Three Things About Data Science You Won’t Find In the Books
- by 7wData
So here are my three principle experiences you won't effectively discover in books.
The main goal in data analysis/machine learning/data science,is to build a system which will perform well on future data. The distinction between supervised and unsupervised learning makes it hard to talk about what this means in general, but in any case you will usually have some data set collected on which you build and design your method. But eventually you want to apply the method to future data, and you want to be sure that the method works well and produces the same kind of results you have seen on your original data set.
A mistake often done by beginners is to just look at the performance on the available data and then assume that it will work just as well on future data. Unfortunately that is seldom the case. How about we simply discuss administered learning for the time being, the place the undertaking is to foresee a few yields in view of your contributions, for instance, group messages into spam and non-spam.

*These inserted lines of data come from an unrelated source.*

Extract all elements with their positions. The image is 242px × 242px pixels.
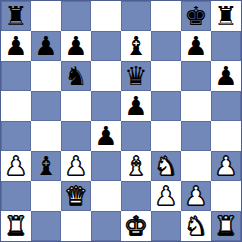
piece-white-knight[interactable]: ♞ xyxy=(184,211,207,241)
square-g8[interactable]: ♚ xyxy=(181,1,211,31)
square-a5[interactable] xyxy=(1,91,31,121)
square-g7[interactable]: ♟ xyxy=(181,31,211,61)
square-e4[interactable] xyxy=(121,121,151,151)
piece-black-bishop[interactable]: ♝ xyxy=(124,31,147,61)
piece-black-rook[interactable]: ♜ xyxy=(214,1,237,31)
piece-black-queen[interactable]: ♛ xyxy=(124,61,147,91)
square-b3[interactable]: ♝ xyxy=(31,151,61,181)
square-c5[interactable] xyxy=(61,91,91,121)
square-g4[interactable] xyxy=(181,121,211,151)
square-b1[interactable] xyxy=(31,211,61,241)
square-c1[interactable] xyxy=(61,211,91,241)
piece-black-pawn[interactable]: ♟ xyxy=(94,121,117,151)
square-h4[interactable] xyxy=(211,121,241,151)
piece-black-rook[interactable]: ♜ xyxy=(4,1,27,31)
piece-white-pawn[interactable]: ♟ xyxy=(154,181,177,211)
square-g1[interactable]: ♞ xyxy=(181,211,211,241)
chess-board: ♜♚♜♟♟♟♝♟♞♛♟♟♟♟♝♟♝♞♟♛♟♟♜♚♞♜ xyxy=(0,0,242,242)
square-f3[interactable]: ♞ xyxy=(151,151,181,181)
square-b6[interactable] xyxy=(31,61,61,91)
square-b5[interactable] xyxy=(31,91,61,121)
square-g3[interactable] xyxy=(181,151,211,181)
piece-white-pawn[interactable]: ♟ xyxy=(64,151,87,181)
square-c6[interactable]: ♞ xyxy=(61,61,91,91)
square-d2[interactable] xyxy=(91,181,121,211)
piece-white-pawn[interactable]: ♟ xyxy=(184,181,207,211)
piece-white-bishop[interactable]: ♝ xyxy=(124,151,147,181)
square-h5[interactable] xyxy=(211,91,241,121)
square-a6[interactable] xyxy=(1,61,31,91)
square-b8[interactable] xyxy=(31,1,61,31)
square-a7[interactable]: ♟ xyxy=(1,31,31,61)
square-e6[interactable]: ♛ xyxy=(121,61,151,91)
square-d3[interactable] xyxy=(91,151,121,181)
square-h3[interactable]: ♟ xyxy=(211,151,241,181)
square-c3[interactable]: ♟ xyxy=(61,151,91,181)
square-a1[interactable]: ♜ xyxy=(1,211,31,241)
piece-white-king[interactable]: ♚ xyxy=(124,211,147,241)
piece-black-king[interactable]: ♚ xyxy=(184,1,207,31)
square-e3[interactable]: ♝ xyxy=(121,151,151,181)
square-d4[interactable]: ♟ xyxy=(91,121,121,151)
piece-white-rook[interactable]: ♜ xyxy=(4,211,27,241)
square-f7[interactable] xyxy=(151,31,181,61)
piece-white-pawn[interactable]: ♟ xyxy=(4,151,27,181)
square-f6[interactable] xyxy=(151,61,181,91)
square-h2[interactable] xyxy=(211,181,241,211)
square-f5[interactable] xyxy=(151,91,181,121)
square-a8[interactable]: ♜ xyxy=(1,1,31,31)
square-b7[interactable]: ♟ xyxy=(31,31,61,61)
square-a2[interactable] xyxy=(1,181,31,211)
square-h8[interactable]: ♜ xyxy=(211,1,241,31)
square-c7[interactable]: ♟ xyxy=(61,31,91,61)
square-d1[interactable] xyxy=(91,211,121,241)
square-g2[interactable]: ♟ xyxy=(181,181,211,211)
square-f1[interactable] xyxy=(151,211,181,241)
piece-black-bishop[interactable]: ♝ xyxy=(34,151,57,181)
square-h6[interactable]: ♟ xyxy=(211,61,241,91)
square-e7[interactable]: ♝ xyxy=(121,31,151,61)
piece-black-pawn[interactable]: ♟ xyxy=(124,91,147,121)
piece-white-pawn[interactable]: ♟ xyxy=(214,151,237,181)
square-e5[interactable]: ♟ xyxy=(121,91,151,121)
square-e2[interactable] xyxy=(121,181,151,211)
square-a3[interactable]: ♟ xyxy=(1,151,31,181)
piece-white-knight[interactable]: ♞ xyxy=(154,151,177,181)
piece-black-pawn[interactable]: ♟ xyxy=(34,31,57,61)
piece-white-queen[interactable]: ♛ xyxy=(64,181,87,211)
square-h1[interactable]: ♜ xyxy=(211,211,241,241)
square-d5[interactable] xyxy=(91,91,121,121)
square-g5[interactable] xyxy=(181,91,211,121)
square-e1[interactable]: ♚ xyxy=(121,211,151,241)
square-f8[interactable] xyxy=(151,1,181,31)
square-e8[interactable] xyxy=(121,1,151,31)
square-c4[interactable] xyxy=(61,121,91,151)
piece-black-pawn[interactable]: ♟ xyxy=(184,31,207,61)
square-b4[interactable] xyxy=(31,121,61,151)
square-c8[interactable] xyxy=(61,1,91,31)
square-d8[interactable] xyxy=(91,1,121,31)
square-c2[interactable]: ♛ xyxy=(61,181,91,211)
square-a4[interactable] xyxy=(1,121,31,151)
piece-white-rook[interactable]: ♜ xyxy=(214,211,237,241)
square-f4[interactable] xyxy=(151,121,181,151)
square-b2[interactable] xyxy=(31,181,61,211)
piece-black-pawn[interactable]: ♟ xyxy=(4,31,27,61)
square-g6[interactable] xyxy=(181,61,211,91)
square-d6[interactable] xyxy=(91,61,121,91)
square-d7[interactable] xyxy=(91,31,121,61)
square-h7[interactable] xyxy=(211,31,241,61)
square-f2[interactable]: ♟ xyxy=(151,181,181,211)
piece-black-pawn[interactable]: ♟ xyxy=(64,31,87,61)
piece-black-pawn[interactable]: ♟ xyxy=(214,61,237,91)
piece-black-knight[interactable]: ♞ xyxy=(64,61,87,91)
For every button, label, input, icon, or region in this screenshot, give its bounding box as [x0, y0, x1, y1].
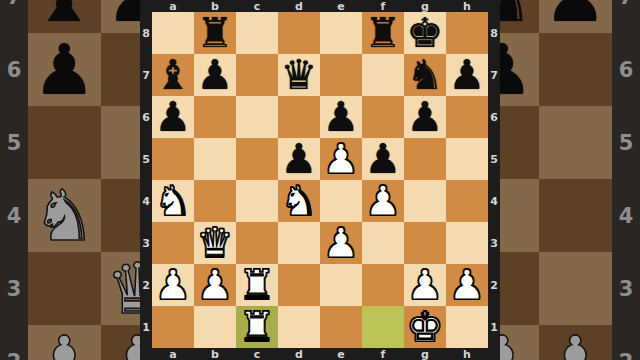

If you only consider the training data, then it’s very easy for a machine to return perfect predictions just by memorizing everything.Actually, this isn’t that uncommon even for humans. Remember when you were memorizing words in a foreign language and you had to made sure that you were testing the words out of order.
Still, a lot can go wrong, especially when the data is non-stationary, that is, the underlying distribution of the data is changing over time. Which often happens when you are looking at data measured in the real world. Sales figures will look quite different in January than in June.
There is a lot of correlation between the data points, meaning that if you know one data point you already know a lot about another data point. For instance, in the event that you take stock costs, they as a rule don't bounce around a great deal from one day to the next, so that doing the preparation/test split haphazardly by day prompts preparing and test informational indexes which are very associated.
2.
[Social9_Share class=”s9-widget-wrapper”]
Upcoming Events
Shift Difficult Problems Left with Graph Analysis on Streaming Data
29 April 2024
12 PM ET – 1 PM ET
Read MoreCategories
You Might Be Interested In
How to find the silver lining in the EU’s looming General Data Protection Regulation penalties
5 Jun, 2017With less than a year remaining until the European Union’s new General Data Protection Regulation kicks in, the level of hyperventilation …
What are the real opportunities for big data in the digital world?
12 Nov, 2017Human beings are an innovative species and digitalisation is proof of this. It is undeniable that the world is becoming …
The rise of the cloud data platform
31 May, 2021The year 2020 is seared into CIOs’ collective memory as one of the most cataclysmic, consequential years this century. But …
Recent Jobs
Do You Want to Share Your Story?
Bring your insights on Data, Visualization, Innovation or Business Agility to our community. Let them learn from your experience.